When the ship docked at Ft. Lauderdale, Fla., on Feb. 22, an environmental health officer with the CDC's Vessel Sanitation Program, along with an epidemiologist, boarded the vessel to conduct an environmental health assessment, and to collect stool samples for testing. The ship later departed Ft. Lauderdale for its next Panama Canal cruise.

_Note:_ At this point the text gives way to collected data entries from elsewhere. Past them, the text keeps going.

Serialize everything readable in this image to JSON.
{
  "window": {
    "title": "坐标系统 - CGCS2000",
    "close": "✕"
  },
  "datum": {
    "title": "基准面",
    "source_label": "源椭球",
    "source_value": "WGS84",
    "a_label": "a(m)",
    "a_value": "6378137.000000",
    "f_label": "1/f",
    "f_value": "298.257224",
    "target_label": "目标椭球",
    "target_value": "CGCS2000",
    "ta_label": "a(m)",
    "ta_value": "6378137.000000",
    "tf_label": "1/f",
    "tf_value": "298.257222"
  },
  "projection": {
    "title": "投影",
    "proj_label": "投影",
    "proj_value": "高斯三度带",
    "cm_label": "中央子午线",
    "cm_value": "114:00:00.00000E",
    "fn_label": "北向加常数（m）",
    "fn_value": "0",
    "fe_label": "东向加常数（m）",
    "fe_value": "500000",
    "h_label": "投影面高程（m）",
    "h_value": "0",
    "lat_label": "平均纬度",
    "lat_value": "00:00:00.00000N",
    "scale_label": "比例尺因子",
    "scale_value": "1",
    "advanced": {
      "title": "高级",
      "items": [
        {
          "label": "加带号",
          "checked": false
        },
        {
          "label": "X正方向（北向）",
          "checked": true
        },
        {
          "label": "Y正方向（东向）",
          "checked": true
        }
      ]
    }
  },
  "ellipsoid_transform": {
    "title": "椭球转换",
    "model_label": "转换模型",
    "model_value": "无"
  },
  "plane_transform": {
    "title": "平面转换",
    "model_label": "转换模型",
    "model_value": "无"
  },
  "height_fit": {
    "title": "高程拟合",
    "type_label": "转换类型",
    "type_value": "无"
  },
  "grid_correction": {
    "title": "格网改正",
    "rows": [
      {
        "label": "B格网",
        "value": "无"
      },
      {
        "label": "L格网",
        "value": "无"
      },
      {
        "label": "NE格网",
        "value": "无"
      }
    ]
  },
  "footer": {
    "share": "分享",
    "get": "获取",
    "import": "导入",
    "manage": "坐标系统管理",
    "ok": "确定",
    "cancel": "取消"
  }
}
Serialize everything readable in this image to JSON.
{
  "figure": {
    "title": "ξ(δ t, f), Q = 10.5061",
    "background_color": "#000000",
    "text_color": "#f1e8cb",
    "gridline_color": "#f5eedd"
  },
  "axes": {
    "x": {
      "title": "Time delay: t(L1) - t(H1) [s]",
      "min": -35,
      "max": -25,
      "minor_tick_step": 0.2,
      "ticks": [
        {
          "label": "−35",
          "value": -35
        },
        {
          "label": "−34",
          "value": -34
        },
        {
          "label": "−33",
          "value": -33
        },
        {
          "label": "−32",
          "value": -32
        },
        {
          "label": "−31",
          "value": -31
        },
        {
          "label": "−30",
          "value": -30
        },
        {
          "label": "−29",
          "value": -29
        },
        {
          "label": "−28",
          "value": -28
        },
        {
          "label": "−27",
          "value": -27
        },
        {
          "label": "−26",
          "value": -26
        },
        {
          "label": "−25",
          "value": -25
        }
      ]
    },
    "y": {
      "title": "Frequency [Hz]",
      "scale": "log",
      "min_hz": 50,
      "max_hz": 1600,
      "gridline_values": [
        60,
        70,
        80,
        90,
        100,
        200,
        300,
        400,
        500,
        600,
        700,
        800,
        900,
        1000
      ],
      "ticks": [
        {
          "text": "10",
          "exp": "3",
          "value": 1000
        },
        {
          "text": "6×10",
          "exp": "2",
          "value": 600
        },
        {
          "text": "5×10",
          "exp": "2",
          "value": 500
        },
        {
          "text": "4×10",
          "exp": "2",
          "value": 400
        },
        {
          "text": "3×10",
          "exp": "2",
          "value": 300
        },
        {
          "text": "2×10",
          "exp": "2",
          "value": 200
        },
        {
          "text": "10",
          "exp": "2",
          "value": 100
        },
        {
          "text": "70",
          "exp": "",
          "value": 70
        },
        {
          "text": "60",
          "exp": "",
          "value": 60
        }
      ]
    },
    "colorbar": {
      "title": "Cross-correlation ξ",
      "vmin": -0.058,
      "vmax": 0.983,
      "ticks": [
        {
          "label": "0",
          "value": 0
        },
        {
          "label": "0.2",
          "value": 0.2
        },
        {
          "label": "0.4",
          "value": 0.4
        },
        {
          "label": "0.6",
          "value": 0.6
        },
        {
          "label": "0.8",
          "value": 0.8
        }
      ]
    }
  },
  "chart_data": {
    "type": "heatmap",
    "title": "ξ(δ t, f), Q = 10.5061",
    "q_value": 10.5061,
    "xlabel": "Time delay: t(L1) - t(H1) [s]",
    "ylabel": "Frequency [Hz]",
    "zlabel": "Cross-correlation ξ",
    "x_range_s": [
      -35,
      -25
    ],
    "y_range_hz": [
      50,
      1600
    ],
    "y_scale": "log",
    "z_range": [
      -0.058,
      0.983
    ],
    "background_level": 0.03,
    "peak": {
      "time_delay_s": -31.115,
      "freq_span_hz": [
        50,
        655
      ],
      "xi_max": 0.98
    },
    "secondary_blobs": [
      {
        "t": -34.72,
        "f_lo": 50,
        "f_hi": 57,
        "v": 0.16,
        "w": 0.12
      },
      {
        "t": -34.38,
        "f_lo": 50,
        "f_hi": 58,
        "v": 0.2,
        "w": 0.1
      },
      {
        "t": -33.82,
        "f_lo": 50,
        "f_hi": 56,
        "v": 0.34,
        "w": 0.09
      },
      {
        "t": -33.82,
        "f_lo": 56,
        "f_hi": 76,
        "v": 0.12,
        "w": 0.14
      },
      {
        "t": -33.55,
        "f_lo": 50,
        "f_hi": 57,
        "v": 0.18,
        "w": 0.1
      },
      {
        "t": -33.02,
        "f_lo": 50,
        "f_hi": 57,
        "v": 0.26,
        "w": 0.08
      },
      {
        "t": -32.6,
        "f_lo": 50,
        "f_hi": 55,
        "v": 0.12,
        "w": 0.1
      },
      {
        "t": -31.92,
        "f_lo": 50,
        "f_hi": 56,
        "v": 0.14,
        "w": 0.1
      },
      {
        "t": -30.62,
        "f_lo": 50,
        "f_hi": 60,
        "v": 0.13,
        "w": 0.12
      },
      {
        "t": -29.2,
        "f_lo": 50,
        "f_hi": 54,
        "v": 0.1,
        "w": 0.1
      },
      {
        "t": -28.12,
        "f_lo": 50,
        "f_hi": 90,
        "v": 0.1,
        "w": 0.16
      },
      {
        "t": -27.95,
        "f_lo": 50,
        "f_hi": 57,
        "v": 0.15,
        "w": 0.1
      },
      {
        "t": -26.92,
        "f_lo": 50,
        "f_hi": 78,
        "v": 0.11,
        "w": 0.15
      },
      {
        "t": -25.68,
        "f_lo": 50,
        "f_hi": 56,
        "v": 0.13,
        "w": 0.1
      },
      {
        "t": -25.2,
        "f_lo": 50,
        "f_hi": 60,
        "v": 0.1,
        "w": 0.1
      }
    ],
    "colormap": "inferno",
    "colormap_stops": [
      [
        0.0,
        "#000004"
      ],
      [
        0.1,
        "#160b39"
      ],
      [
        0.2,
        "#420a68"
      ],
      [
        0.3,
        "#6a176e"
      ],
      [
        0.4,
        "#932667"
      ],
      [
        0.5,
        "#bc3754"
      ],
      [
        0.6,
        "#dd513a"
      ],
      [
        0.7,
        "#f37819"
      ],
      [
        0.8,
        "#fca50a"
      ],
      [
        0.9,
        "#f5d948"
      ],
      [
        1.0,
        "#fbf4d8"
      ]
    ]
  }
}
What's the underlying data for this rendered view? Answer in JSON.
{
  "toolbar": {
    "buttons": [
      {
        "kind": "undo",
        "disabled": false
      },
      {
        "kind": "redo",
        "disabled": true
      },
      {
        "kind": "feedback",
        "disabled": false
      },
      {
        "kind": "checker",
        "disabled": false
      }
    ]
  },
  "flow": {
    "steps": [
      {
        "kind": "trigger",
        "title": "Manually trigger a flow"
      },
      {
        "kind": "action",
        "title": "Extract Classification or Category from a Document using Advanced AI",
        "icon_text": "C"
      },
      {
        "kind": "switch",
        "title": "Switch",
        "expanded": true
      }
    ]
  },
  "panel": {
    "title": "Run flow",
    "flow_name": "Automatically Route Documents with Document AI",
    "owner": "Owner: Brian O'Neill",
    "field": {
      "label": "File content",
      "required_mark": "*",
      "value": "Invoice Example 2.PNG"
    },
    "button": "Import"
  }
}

The cruise line said the ship is 16 years old.
The MS Veendam norovirus outbreak is the fourth one this year, as reported by Fox News:
Last month, the Norwegian Star, Royal Caribbean's Explorer of the Seas, and Caribbean Princess all had confirmed norovirus outbreaks during their voyages. The effects of norovirus -- which include nausea, stomach pains, diarrhea and vomiting -- typically last between 24 [and] 72 hours.
As for the ship itself, it is not the first time it has experienced an outbreak. In fact, reports said, the ship has had seven separate cases of illness outbreaks since the CDC began reporting on such incidents.
Norovirus responsible for two-thirds of outbreaks aboard cruise liners in past 20 years
In September, the MS Veendam got a failing grade from the CDC after inspectors found multiple sanitation violations aboard. One incident involved some sort of brown liquid dripping all over clean dishes.
The CDC uses a 100-point scale to grade vessels: An 85 or lower is considered failing. The Veendam got a 77, the New York Daily News reported.
According to Skift.com, a news and information site, norovirus caused two-thirds of the outbreaks aboard cruise ships over the past 20 years:
Norovirus is the most common cause of gastrointestinal illness outbreaks on cruise ships. According to CDC data, norovirus caused 67 percent of the 292 reported cruise ship outbreaks in the past 20 years. In reality, the number is likely even higher since the cause of 22 percent of outbreaks is unknown or wasn't tested.
Norovirus is a "very hearty virus," according to the CDC. It can be contracted via an infected person, contaminated food or water, or by touching contaminated surfaces.